Une relation nouvelle avec le FMI
Les relations entre l’Angola et le FMI sont depuis toujours tendues, le Fonds reprochant à Luanda ses pratiques de gestion peu transparentes. Ce n’est qu’en 2009, lors du dernier krach pétrolier, que l’Angola a obtenu pour la première fois auprès du FMI un accord de confirmation, d’un montant de USD 1,4 md, destiné à l’aider à régler ses problèmes de liquidités.
En 2018, les autorités angolaises ont de nouveau coopéré avec le FMI pour lequel la transition politique actuelle constitue une véritable rupture dans l’histoire récente du pays, compte tenu des réformes ambitieuses qui ont été lancées pour remédier aux déséquilibres macroéconomiques et structurels du pays.
Les autorités ont notamment créé un programme de stabilisation macroéconomique dont les principaux objectifs sont le renforcement de la viabilité des finances publiques et de la dette, la modernisation du cadre de politique monétaire et du régime de change, la réduction des vulnérabilités du secteur financier, la promotion de la croissance tirée par le secteur privé et la diversification économique grâce à l’amélioration de la gouvernance et du climat des affaires.
Par ailleurs, un Plan de développement national pour 2018–2022 doit remédier aux goulets d’étranglement structurels, promouvoir le développement humain, réformer le secteur public, et permettre la diversification économique et la croissance inclusive.
Pour soutenir la mise en œuvre de ces réformes, le gouvernement angolais a sollicité auprès du FMI un programme d’aides qui a été officiellement signé le 10 décembre 2018. L’accord, conclu dans le cadre d’un mécanisme élargi de crédit pour une durée de trois ans, porte sur un montant de USD 3,7 mds.

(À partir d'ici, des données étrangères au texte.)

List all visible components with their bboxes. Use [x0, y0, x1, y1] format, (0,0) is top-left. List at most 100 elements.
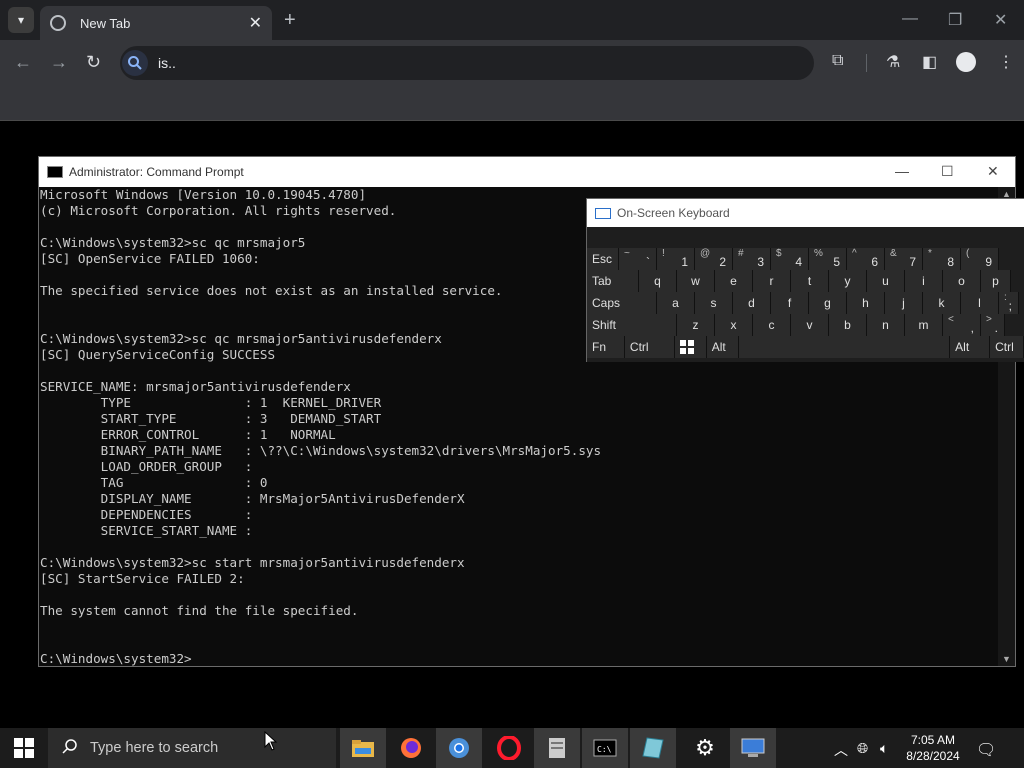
- osk-key-q[interactable]: q: [639, 270, 677, 292]
- osk-key-shift[interactable]: Shift: [587, 314, 677, 336]
- notepad-icon[interactable]: [630, 728, 676, 768]
- osk-key-g[interactable]: g: [809, 292, 847, 314]
- osk-key-label: m: [918, 318, 929, 332]
- osk-key-c[interactable]: c: [753, 314, 791, 336]
- document-app-icon[interactable]: [534, 728, 580, 768]
- remote-desktop-icon[interactable]: [730, 728, 776, 768]
- tab-title: New Tab: [80, 15, 131, 31]
- scroll-down-icon[interactable]: ▼: [1002, 654, 1011, 664]
- cmd-close-icon[interactable]: ✕: [987, 163, 999, 180]
- file-explorer-icon[interactable]: [340, 728, 386, 768]
- osk-key-`[interactable]: ~ `: [619, 248, 657, 270]
- firefox-icon[interactable]: [388, 728, 434, 768]
- restore-icon[interactable]: ❐: [948, 10, 962, 30]
- osk-key-.[interactable]: >.: [981, 314, 1005, 336]
- show-hidden-icons-chevron-icon[interactable]: ︿: [834, 740, 848, 760]
- osk-key-5[interactable]: % 5: [809, 248, 847, 270]
- osk-key-6[interactable]: ^ 6: [847, 248, 885, 270]
- osk-key-j[interactable]: j: [885, 292, 923, 314]
- osk-key-p[interactable]: p: [981, 270, 1011, 292]
- extensions-puzzle-icon[interactable]: ⧉: [832, 52, 843, 70]
- mouse-cursor-icon: [264, 731, 278, 751]
- tab-close-icon[interactable]: ✕: [249, 13, 262, 33]
- network-globe-icon[interactable]: 🌐︎: [857, 740, 868, 757]
- osk-key-d[interactable]: d: [733, 292, 771, 314]
- osk-key-label: `: [646, 255, 650, 269]
- windows-start-icon[interactable]: [14, 738, 34, 758]
- cmd-maximize-icon[interactable]: ☐: [941, 163, 954, 180]
- osk-key-o[interactable]: o: [943, 270, 981, 292]
- osk-key-,[interactable]: <,: [943, 314, 981, 336]
- osk-key-t[interactable]: t: [791, 270, 829, 292]
- osk-key-e[interactable]: e: [715, 270, 753, 292]
- osk-key-h[interactable]: h: [847, 292, 885, 314]
- volume-muted-icon[interactable]: 🔈︎: [880, 740, 888, 757]
- osk-key-fn[interactable]: Fn: [587, 336, 625, 358]
- cmd-minimize-icon[interactable]: —: [895, 163, 909, 179]
- osk-key-s[interactable]: s: [695, 292, 733, 314]
- cmd-icon[interactable]: C:\: [582, 728, 628, 768]
- osk-key-4[interactable]: $4: [771, 248, 809, 270]
- tab-search-chevron-icon[interactable]: ▾: [8, 7, 34, 33]
- search-icon: [122, 50, 148, 76]
- osk-key-windows-icon[interactable]: [674, 336, 707, 358]
- osk-key-m[interactable]: m: [905, 314, 943, 336]
- osk-key-8[interactable]: * 8: [923, 248, 961, 270]
- cmd-title-bar[interactable]: Administrator: Command Prompt — ☐ ✕: [39, 157, 1015, 187]
- more-menu-icon[interactable]: ⋮: [998, 52, 1014, 72]
- osk-key-1[interactable]: ! 1: [657, 248, 695, 270]
- taskbar-search-box[interactable]: Type here to search: [48, 728, 336, 768]
- osk-key-b[interactable]: b: [829, 314, 867, 336]
- osk-key-esc[interactable]: Esc: [587, 248, 619, 270]
- new-tab-plus-icon[interactable]: +: [284, 9, 296, 32]
- osk-key-tab[interactable]: Tab: [587, 270, 639, 292]
- address-bar[interactable]: is..: [120, 46, 814, 80]
- osk-key-v[interactable]: v: [791, 314, 829, 336]
- forward-arrow-icon[interactable]: →: [50, 52, 68, 73]
- osk-key-r[interactable]: r: [753, 270, 791, 292]
- notifications-icon[interactable]: 🗨︎: [976, 740, 996, 760]
- osk-key-y[interactable]: y: [829, 270, 867, 292]
- osk-key-3[interactable]: #3: [733, 248, 771, 270]
- osk-key-x[interactable]: x: [715, 314, 753, 336]
- osk-title-bar[interactable]: On-Screen Keyboard: [587, 199, 1024, 227]
- cmd-output-line: [39, 635, 999, 651]
- osk-key-n[interactable]: n: [867, 314, 905, 336]
- osk-key-label: r: [769, 274, 774, 288]
- opera-icon[interactable]: [486, 728, 532, 768]
- cmd-output-line: [39, 539, 999, 555]
- osk-key-ctrl[interactable]: Ctrl: [624, 336, 675, 358]
- osk-key-9[interactable]: (9: [961, 248, 999, 270]
- labs-flask-icon[interactable]: ⚗: [886, 52, 900, 72]
- osk-key-l[interactable]: l: [961, 292, 999, 314]
- osk-key-k[interactable]: k: [923, 292, 961, 314]
- osk-key-2[interactable]: @2: [695, 248, 733, 270]
- osk-key-z[interactable]: z: [677, 314, 715, 336]
- osk-key-w[interactable]: w: [677, 270, 715, 292]
- tab-new-tab[interactable]: New Tab ✕: [40, 6, 272, 40]
- osk-key-u[interactable]: u: [867, 270, 905, 292]
- osk-key-alt[interactable]: Alt: [706, 336, 739, 358]
- chrome-icon[interactable]: [436, 728, 482, 768]
- taskbar-clock[interactable]: 7:05 AM 8/28/2024: [898, 732, 968, 764]
- osk-key-f[interactable]: f: [771, 292, 809, 314]
- osk-key-space[interactable]: [738, 336, 951, 358]
- osk-key-;[interactable]: :;: [999, 292, 1019, 314]
- osk-key-ctrl[interactable]: Ctrl: [990, 336, 1024, 358]
- osk-key-caps[interactable]: Caps: [587, 292, 657, 314]
- close-window-icon[interactable]: ✕: [994, 10, 1007, 30]
- osk-key-shift-label: %: [814, 248, 823, 259]
- osk-key-alt[interactable]: Alt: [950, 336, 991, 358]
- profile-avatar-icon[interactable]: [956, 52, 976, 72]
- settings-icon[interactable]: ⚙: [682, 728, 728, 768]
- osk-key-label: Alt: [955, 340, 970, 354]
- minimize-icon[interactable]: —: [902, 10, 918, 28]
- reload-icon[interactable]: ↻: [86, 52, 101, 73]
- back-arrow-icon[interactable]: ←: [14, 52, 32, 73]
- osk-key-7[interactable]: & 7: [885, 248, 923, 270]
- side-panel-icon[interactable]: ◧: [922, 52, 937, 72]
- osk-key-a[interactable]: a: [657, 292, 695, 314]
- osk-key-label: 7: [909, 255, 916, 269]
- osk-key-i[interactable]: i: [905, 270, 943, 292]
- cmd-output-line: The system cannot find the file specifie…: [40, 603, 359, 618]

Il autorise un décaissement immédiat de USD 990,7 millions, tandis que le solde sera décaissé sur le reste de la durée du mécanisme, sous réserve d’évaluations semestrielles. Ce mécanisme allégera les tensions qui pèsent sur la liquidité en devise à court terme et enverra un signal fort de stabilité de nature à rassurer les agents économiques.
Une économie en stagnation
La forte baisse des prix du pétrole, après les records atteints entre 2011 et 2013, a mis à mal la croissance économique de l’Angola qui était de 4,5 % en moyenne entre 2011 et 2015. Le PIB réel a fortement ralenti, atteignant 0,9 % en 2015, puis le pays est entré en récession en 2016 (-2,6 %).

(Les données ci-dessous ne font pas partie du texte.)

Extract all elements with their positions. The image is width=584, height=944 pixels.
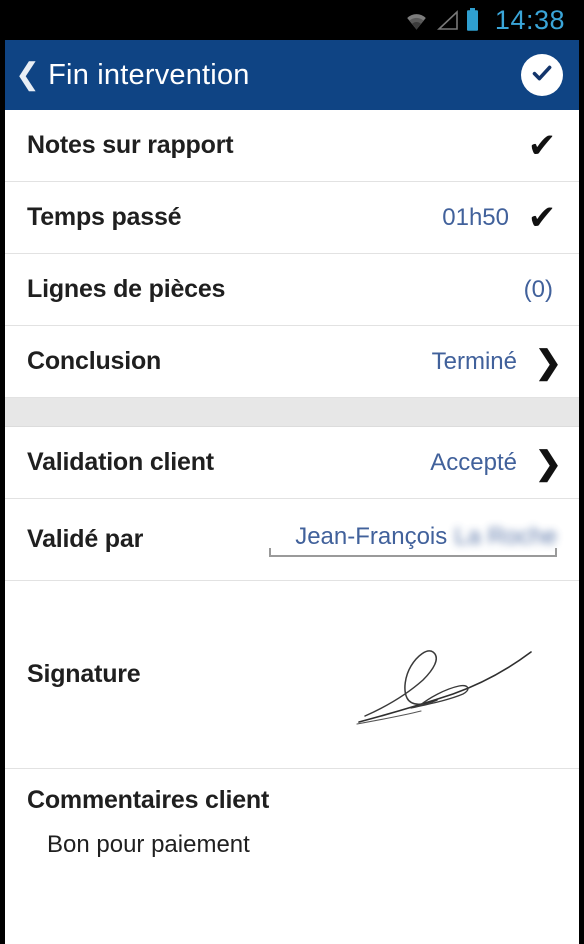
row-notes-sur-rapport[interactable]: Notes sur rapport ✔ [5,110,579,182]
section-spacer [5,398,579,427]
row-count-value: (0) [523,275,553,303]
row-label: Temps passé [27,203,182,231]
row-label: Signature [27,660,141,688]
row-temps-passe[interactable]: Temps passé 01h50 ✔ [5,182,579,254]
row-lignes-de-pieces[interactable]: Lignes de pièces (0) [5,254,579,326]
checkmark-icon: ✔ [527,197,557,238]
row-accessories: Accepté ❯ [430,444,562,481]
chevron-right-icon: ❯ [535,444,562,481]
cell-signal-icon [436,9,459,31]
comments-header-label: Commentaires client [27,785,270,814]
row-label: Lignes de pièces [27,275,226,303]
status-bar-clock: 14:38 [494,4,565,35]
row-conclusion[interactable]: Conclusion Terminé ❯ [5,326,579,398]
comments-text[interactable]: Bon pour paiement [5,831,579,877]
row-validation-client[interactable]: Validation client Accepté ❯ [5,427,579,499]
app-bar: ❮ Fin intervention [5,40,579,110]
signature-ink [349,612,539,737]
row-accessories: Terminé ❯ [431,343,562,380]
chevron-right-icon: ❯ [535,343,562,380]
row-label: Notes sur rapport [27,131,234,159]
checkmark-icon: ✔ [527,125,557,166]
row-value: Terminé [431,347,517,375]
row-label: Conclusion [27,347,162,375]
row-signature[interactable]: Signature [5,581,579,769]
valide-par-value: Jean-François [295,522,448,550]
valide-par-input[interactable]: Jean-François La Roche [269,523,557,557]
check-circle-icon [527,58,557,93]
status-bar: 14:38 [5,0,579,40]
battery-icon [465,8,480,32]
row-label: Validé par [27,525,144,553]
form-list: Notes sur rapport ✔ Temps passé 01h50 ✔ … [5,110,579,944]
wifi-icon [403,10,430,31]
row-commentaires-client: Commentaires client [5,769,579,831]
page-title: Fin intervention [48,58,250,91]
row-value: 01h50 [442,203,509,231]
row-label: Validation client [27,448,214,476]
signature-canvas[interactable] [283,581,557,768]
row-accessories: ✔ [527,129,557,163]
valide-par-redacted-surname: La Roche [454,522,557,550]
row-accessories: 01h50 ✔ [442,201,557,235]
status-bar-icons: 14:38 [403,4,565,35]
back-chevron-icon[interactable]: ❮ [15,60,40,90]
row-accessories: (0) [524,276,557,304]
row-value: Accepté [430,448,517,476]
android-device-frame: 14:38 ❮ Fin intervention Notes sur rappo… [0,0,584,944]
input-underline [269,547,557,557]
validate-button[interactable] [521,54,563,96]
row-valide-par: Validé par Jean-François La Roche [5,499,579,581]
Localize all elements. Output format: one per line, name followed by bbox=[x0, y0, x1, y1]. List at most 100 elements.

Malgré les progrès réalisés depuis l’arrivée du nouveau gouvernement Lourenço et le redressement des cours du brut lors des trois premiers trimestres de 2018, l’économie angolaise devrait connaître sa troisième année consécutive de récession. C’est ce que confirme le climat économique global mesuré par l’indicateur ICE qui se maintient à des niveaux négatifs. Selon les données récentes de l’institut national des statistiques, l’économie s’est contractée de 2,7 % en g.a. entre le 1er et le 3e trimestre 2018, enregistrant son troisième trimestre consécutif de récession. Cette contraction reste attribuée au repli des activités d’extraction et de raffinage, qui représentent 33 % du PIB, suivies du commerce et de la construction (près de 20 % du PIB).
Le secteur pétrolier (qui représentait 35 % du PIB en 2018) continue de subir les conséquences du gel de la plupart des projets d’exploration pétrolière (considérés comme trop coûteux) et des licenciements massifs destinés à abaisser les coûts d’exploitation. La production pétrolière n’a cessé de reculer depuis 2015, passant de 1,8 million de barils/jour à 1,49 million en décembre 2018, principalement en raison d’investissements insuffisants dans les champs offshore, dont la maintenance est assez coûteuse, alors que d’autres arrivaient à maturité et que la production commençait à diminuer.